Dee has been nominated by the British Academy of Composers for works including Festus, Suppose Life, and The Rime of the Ancient Mariner.

Elspeth Murray is a poet, librettist and creative facilitator whose work bridges lyricism, myth, ecology and community participation. She has collaborated with composer Dee Isaacs on projects including The Conference of the Birds (Royal Botanic Garden Edinburgh, 2013), Your Life is a Work of Art (The Gambia), and songs for children in refugee camps. Her most recent libretto is Be Loved: A Passion (St James Piccadilly, 2022). Born in England with Irish and Scottish roots, she feels a strong connection to Dublin through ancestry, music and mycelial curiosity. She now lives in Findhorn, exploring the more-than-human world through writing and music.

James Riordan is a writer and theatre maker from Galway and trained at LISPA (London) and the APT (Berlin).

James spent many years working in Berlin and London for companies including the ENO and Absurda Comica and was a core member of The LipSinkers (UK) for 4 years. After returning to Ireland, he set up Brú in 2018 with Jill.

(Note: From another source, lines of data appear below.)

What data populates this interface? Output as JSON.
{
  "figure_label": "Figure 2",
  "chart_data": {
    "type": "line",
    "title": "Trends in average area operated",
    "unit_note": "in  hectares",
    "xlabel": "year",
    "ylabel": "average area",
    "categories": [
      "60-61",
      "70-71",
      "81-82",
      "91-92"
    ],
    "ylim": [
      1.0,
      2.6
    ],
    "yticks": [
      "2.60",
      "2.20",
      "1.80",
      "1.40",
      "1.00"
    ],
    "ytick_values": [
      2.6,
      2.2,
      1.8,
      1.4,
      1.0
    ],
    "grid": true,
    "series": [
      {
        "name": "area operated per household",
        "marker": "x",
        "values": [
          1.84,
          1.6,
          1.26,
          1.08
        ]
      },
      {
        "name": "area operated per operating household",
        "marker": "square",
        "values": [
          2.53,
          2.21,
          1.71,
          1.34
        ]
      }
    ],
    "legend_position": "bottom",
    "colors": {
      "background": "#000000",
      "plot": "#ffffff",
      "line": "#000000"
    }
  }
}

In 2024 he was Resident Director with the Abbey Theatre and directed the 2023 flagship Macnas Parade, Cnámha La Loba.

He was Digital Artist in Residence with the Centre for Creative Technologies at the University of Galway in 2023 and is an Irish Times Theatre Awards Best Actor nominee 2020 for his role in Brú’s Selvage.

In 2022 he directed a piece for the Abbey Theatre as part of Reel Mix and received the Abbey’s Michael Hogan Commemoration Bursary in 2021 to write a new piece of long form lament.